Women like smart men and aren’t at all adverse to considering them as dating prospects.
That being said, she wants to date a smart man who has charm and nuance in how he speaks.
When a smart man talks with too much technicality, and lacks charm, nuance, wit, flair, etc., it makes conversations with him boring.
This is where smart men fail themselves while having conversations with women.
It’s easy to resort to being technical in how you talk to a woman, being that these are topics that you used to talking about with those in your social circle.
It is where you are comfortable.
Yes, women love the fact that you have such a knowledgeable and analytical mind, but they don’t want to be lambasted by it throughout a conversation.
Rather, have a blended style of conversation.
Instead of spending too much time talking about the intricacies of your profession and getting too technical in explaining how to go about using the latest tech gadget that she is thinking about purchasing, keep the conversations multifaceted.

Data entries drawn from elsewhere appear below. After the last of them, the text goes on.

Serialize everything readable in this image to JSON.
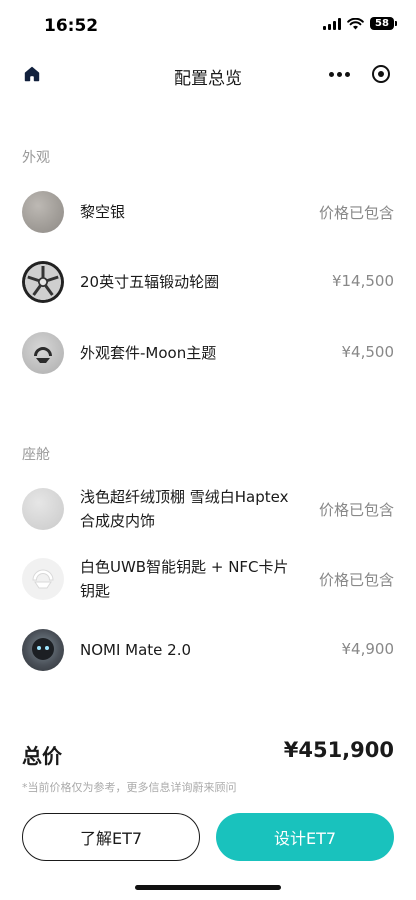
{
  "status_bar": {
    "time": "16:52",
    "battery": "58"
  },
  "nav": {
    "title": "配置总览"
  },
  "sections": [
    {
      "label": "外观",
      "items": [
        {
          "name": "黎空银",
          "price": "价格已包含",
          "swatch": "silver-paint"
        },
        {
          "name": "20英寸五辐锻动轮圈",
          "price": "¥14,500",
          "swatch": "wheel"
        },
        {
          "name": "外观套件-Moon主题",
          "price": "¥4,500",
          "swatch": "moon-kit"
        }
      ]
    },
    {
      "label": "座舱",
      "items": [
        {
          "name": "浅色超纤绒顶棚 雪绒白Haptex合成皮内饰",
          "price": "价格已包含",
          "swatch": "interior"
        },
        {
          "name": "白色UWB智能钥匙 + NFC卡片钥匙",
          "price": "价格已包含",
          "swatch": "key"
        },
        {
          "name": "NOMI Mate 2.0",
          "price": "¥4,900",
          "swatch": "nomi"
        }
      ]
    }
  ],
  "total": {
    "label": "总价",
    "value": "¥451,900"
  },
  "disclaimer": "*当前价格仅为参考，更多信息详询蔚来顾问",
  "buttons": {
    "learn": "了解ET7",
    "design": "设计ET7"
  },
  "colors": {
    "accent": "#19c2bd",
    "text": "#1a1a1a",
    "muted": "#888888"
  }
}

Use humor to make her laugh.
Flirt with her to loosen her up.
Tease her to keep her humble.
Challenge her opinion to keep her on alert.
These are all techniques in conversation that keeps a woman entertained and engaged.
Smart men become their own worst enemies when they get too stuck on remaining in their safe zone as they are having a conversation with a woman.
You stick with the technical issues because that is where you are most knowledgeable and skilled.
That is where you are most confident.
Unfortunately, strictly sticking with this one-note style of conversation with women is what leads to boredom.
It’s alright to show how smart you are, but don’t dwell on these technical subjects throughout a conversation.
Yes, a woman appreciates being informed and learning a new nugget of technical information that she wasn’t aware of, but she also wants to be entertained when talking to a guy.
To get better at having multifaceted conversations, get into a routine of talking to people outside of those you normally talk to.
The people in your social circle are like you.
They are smart, and talk in technical terms.
You are used to talking to them in technical jargons.
Expand the range of people you talk to.
Get into the habit of initiating small talk with the person that is making your coffee at your favorite coffee shop or making your sandwich at your favorite deli store.
Have a conversation that isn’t entirely centered on what you are ordering.
Ask them about what they did over the weekend or where they are from.
This opens up conversation.
The substance and tenor of conversations you have with someone like this is totally different from the conversations you have with the smart people that are in your social circle.
This gives you a better read on what people at large like to talk about and what they respond to.
Keep this up.
Engage in small talk with a cashier that is cashing you out at a store or a person bagging your groceries.
Talk with a person sitting next to you in a bus, train, or rideshare.
As you get into a pattern of talking to people at large, your conversational skills improve.
You gain confidence in multifaceted conversation, making it easier for you to talk to women you are interested in with much greater skill.
Instead of sticking with a technical style in how you talk to women, you use an entertaining and blended style of conversation, thanks to your improved conversational skills.
This is the conversation style that has the most positive and profound effect on women.